20 March 2021

Alex Curtas, Director of Communications
New Mexico Secretary of State’s Office

Secretary of State Maggie Toulouse Oliver Applauds Legislature for Passage of Priority Bills to Help Voters, Businesses

SANTA FE – The 2021 New Mexico Legislative Session was a productive one for the Secretary of State’s Office, as a number of Secretary Toulouse Oliver’s priority bills passed through both chambers and are now awaiting the Governor’s signature. 

Secretary Toulouse Oliver, along with key members of her staff, worked across the aisle with members of both parties on bills that will increase voter access, assist election administrators in upcoming elections, and provide more streamlined services for anyone doing business in New Mexico. 

“I’m proud of the work my Office did in helping to craft these bills and working with the legislature to get them across the finish line,” said Secretary of State Maggie Toulouse Oliver. “As we look forward to the upcoming CD1 special election and the Regular Local Election later this year, I’m confident that New Mexico’s election administrators and voters have everything they need to make these elections successful. Bills to clarify our relationship with the State Ethics Commission, to help formerly incarcerated individuals participate in elections, and to make the notarial process more accessible were additional policy highlights that we can be proud of coming out of this year’s session. I thank all legislators who sponsored these bills for working closely with my Office on these important pieces of legislation and I urge Governor Lujan Grisham to sign them into law.”

These are some of the Secretary of State’s Office’s priority bills that passed through both legislative chambers and that Secretary Toulouse Oliver is encouraging Governor Lujan Grisham to sign:


  • This bill contains similar provisions to SB4, passed during the 2020 special legislative session, implemented for the 2020 General Election to assist election officials with the conduct of an election during the pandemic.
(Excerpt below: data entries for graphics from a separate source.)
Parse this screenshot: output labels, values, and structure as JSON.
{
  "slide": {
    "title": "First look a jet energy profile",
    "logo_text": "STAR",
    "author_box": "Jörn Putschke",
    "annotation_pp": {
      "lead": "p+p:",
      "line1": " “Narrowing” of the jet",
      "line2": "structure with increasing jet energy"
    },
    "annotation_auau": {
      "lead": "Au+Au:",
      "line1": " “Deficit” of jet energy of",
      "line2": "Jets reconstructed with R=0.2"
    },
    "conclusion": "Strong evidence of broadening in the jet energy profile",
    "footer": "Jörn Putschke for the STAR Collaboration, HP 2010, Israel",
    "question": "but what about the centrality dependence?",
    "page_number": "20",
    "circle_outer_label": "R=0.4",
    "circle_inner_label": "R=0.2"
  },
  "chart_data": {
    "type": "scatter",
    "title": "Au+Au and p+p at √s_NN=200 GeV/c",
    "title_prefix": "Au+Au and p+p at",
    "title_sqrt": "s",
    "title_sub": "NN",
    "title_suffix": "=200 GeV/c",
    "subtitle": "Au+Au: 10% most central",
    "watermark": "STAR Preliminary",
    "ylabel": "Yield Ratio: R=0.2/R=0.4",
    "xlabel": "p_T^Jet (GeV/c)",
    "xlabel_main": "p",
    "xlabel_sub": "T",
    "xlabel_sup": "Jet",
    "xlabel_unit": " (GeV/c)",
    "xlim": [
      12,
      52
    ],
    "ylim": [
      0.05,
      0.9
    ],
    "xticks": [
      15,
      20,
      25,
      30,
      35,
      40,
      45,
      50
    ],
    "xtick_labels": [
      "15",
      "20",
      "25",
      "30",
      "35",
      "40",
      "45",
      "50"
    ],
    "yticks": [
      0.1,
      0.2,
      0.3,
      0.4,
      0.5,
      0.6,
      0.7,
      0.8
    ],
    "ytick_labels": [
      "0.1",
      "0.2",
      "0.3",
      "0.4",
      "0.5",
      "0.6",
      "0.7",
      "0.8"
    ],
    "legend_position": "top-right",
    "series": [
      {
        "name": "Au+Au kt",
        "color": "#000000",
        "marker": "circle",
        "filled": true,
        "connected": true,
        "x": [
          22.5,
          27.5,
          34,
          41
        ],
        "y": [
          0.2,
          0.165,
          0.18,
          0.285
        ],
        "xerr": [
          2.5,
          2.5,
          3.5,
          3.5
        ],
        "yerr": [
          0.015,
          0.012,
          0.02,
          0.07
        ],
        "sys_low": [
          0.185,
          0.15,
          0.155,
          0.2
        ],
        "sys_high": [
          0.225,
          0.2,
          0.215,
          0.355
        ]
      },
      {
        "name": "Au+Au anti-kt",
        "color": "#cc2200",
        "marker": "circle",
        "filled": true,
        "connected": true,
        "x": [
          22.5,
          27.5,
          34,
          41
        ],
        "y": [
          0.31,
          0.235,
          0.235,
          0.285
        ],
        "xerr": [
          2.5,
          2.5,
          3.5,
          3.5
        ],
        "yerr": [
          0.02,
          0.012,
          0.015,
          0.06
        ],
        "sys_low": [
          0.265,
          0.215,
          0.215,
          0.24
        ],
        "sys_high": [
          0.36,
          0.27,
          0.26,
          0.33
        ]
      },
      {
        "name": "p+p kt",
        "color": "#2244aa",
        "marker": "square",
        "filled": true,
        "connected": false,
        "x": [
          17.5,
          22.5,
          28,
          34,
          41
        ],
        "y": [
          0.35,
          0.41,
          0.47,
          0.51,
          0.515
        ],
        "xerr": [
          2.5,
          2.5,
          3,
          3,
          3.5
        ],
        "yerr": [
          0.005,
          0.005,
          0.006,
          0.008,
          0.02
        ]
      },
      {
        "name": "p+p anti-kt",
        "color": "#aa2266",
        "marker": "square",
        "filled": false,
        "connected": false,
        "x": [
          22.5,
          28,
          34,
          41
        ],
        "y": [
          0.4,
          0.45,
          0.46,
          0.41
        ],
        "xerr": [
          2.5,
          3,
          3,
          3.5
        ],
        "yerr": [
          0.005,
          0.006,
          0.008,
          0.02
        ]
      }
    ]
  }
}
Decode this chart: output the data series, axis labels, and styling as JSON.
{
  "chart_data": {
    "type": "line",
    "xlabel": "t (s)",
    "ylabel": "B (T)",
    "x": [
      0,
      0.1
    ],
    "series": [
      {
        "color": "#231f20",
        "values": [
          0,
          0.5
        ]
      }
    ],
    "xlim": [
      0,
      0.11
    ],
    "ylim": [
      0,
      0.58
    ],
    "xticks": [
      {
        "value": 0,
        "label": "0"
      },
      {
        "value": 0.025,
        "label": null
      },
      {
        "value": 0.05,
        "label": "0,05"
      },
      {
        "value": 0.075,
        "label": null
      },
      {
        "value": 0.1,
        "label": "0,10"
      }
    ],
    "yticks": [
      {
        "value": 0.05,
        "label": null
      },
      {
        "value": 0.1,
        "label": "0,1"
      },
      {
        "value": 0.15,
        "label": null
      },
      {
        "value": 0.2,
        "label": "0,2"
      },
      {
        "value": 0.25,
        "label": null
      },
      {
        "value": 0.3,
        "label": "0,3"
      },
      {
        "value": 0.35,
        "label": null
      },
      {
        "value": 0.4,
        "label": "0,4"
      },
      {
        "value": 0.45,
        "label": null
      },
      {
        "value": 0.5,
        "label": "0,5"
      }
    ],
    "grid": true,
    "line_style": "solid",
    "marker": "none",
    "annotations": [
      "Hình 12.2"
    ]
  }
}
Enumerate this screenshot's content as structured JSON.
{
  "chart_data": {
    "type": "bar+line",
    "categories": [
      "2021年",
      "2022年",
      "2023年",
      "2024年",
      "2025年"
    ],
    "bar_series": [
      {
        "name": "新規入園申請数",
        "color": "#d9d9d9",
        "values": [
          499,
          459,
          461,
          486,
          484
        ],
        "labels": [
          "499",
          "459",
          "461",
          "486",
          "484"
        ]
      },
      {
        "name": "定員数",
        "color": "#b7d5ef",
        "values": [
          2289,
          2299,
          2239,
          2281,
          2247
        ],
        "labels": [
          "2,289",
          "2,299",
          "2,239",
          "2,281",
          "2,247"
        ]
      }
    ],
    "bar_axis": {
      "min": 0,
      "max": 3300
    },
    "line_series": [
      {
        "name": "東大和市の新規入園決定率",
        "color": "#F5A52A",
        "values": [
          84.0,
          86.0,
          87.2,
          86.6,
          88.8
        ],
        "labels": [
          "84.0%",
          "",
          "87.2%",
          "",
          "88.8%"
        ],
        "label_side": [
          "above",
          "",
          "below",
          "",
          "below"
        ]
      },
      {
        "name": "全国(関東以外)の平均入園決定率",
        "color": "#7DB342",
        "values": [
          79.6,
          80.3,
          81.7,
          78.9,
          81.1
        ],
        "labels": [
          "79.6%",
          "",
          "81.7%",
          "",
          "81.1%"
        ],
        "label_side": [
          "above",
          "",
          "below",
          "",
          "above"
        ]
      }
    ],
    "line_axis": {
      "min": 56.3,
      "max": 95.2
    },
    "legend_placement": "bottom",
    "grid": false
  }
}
It extends many of those provisions to the special election for Congressional District 1 that will take place in June 2021. Some of the most important provisions of the bill include: 
    • that if an application for a mailed ballot is rejected, the county clerk must send a rejection notice to the voter;
    • that if the election board does not complete its work by 11:00 pm on election night, the county clerk must notify the county sheriff, who will post a deputy to secure the uncounted ballots;
    • that all polling locations in every county can act as voter convenience centers, meaning that any voter registered in a certain county can vote at any polling place in that county. However, for tribal lands, if a public health concern exists, polling locations do not have to operate as voting convenience centers;
    • that the Secretary of State’s Office will mail a voter education notice to every mailable voter informing them of how to participate in the upcoming election;
    • that the deadline for voters to submit an application for a mailed ballot is 14 days before the election. On the returned ballot, the voter must provide the last four digits of their social security number and sign an oath for voter identification;
    • that the Secretary of State’s Office work with the Department of Health to procure sufficient personal protective equipment for each county clerk and all polling locations in the state.


  • This bill ensures that, during an emergency situation, the Secretary of State’s Office is able to accommodate the voting needs of tribal communities by allowing them to control access to their polling locations. It provides protections for polling locations in an Indian Nation, tribal or pueblo land and requires an agreement from a Native American governing body before polling locations on Native American land can be closed or consolidated. These provisions were in place during the 2020 General Election and allowed the Secretary of State’s Office to work successfully in collaboration with county and tribal governments. 


  • In addition to a number of other changes to New Mexico’s existing law on notaries and notarial acts, this bill will allow notaries to accept electronic signatures and it broadens the ability of certain individuals, like lawyers and court clerks, to perform notarial acts. 


  • This bill clarifies the roles and responsibilities between the Secretary of State’s Office and the State Ethics Commission, specifically updating the duties of the SOS and SEC in administering and enforcing the Campaign Reporting Act, Voter Action Act, Lobbyist Regulation Act, and the Financial Disclosure Act.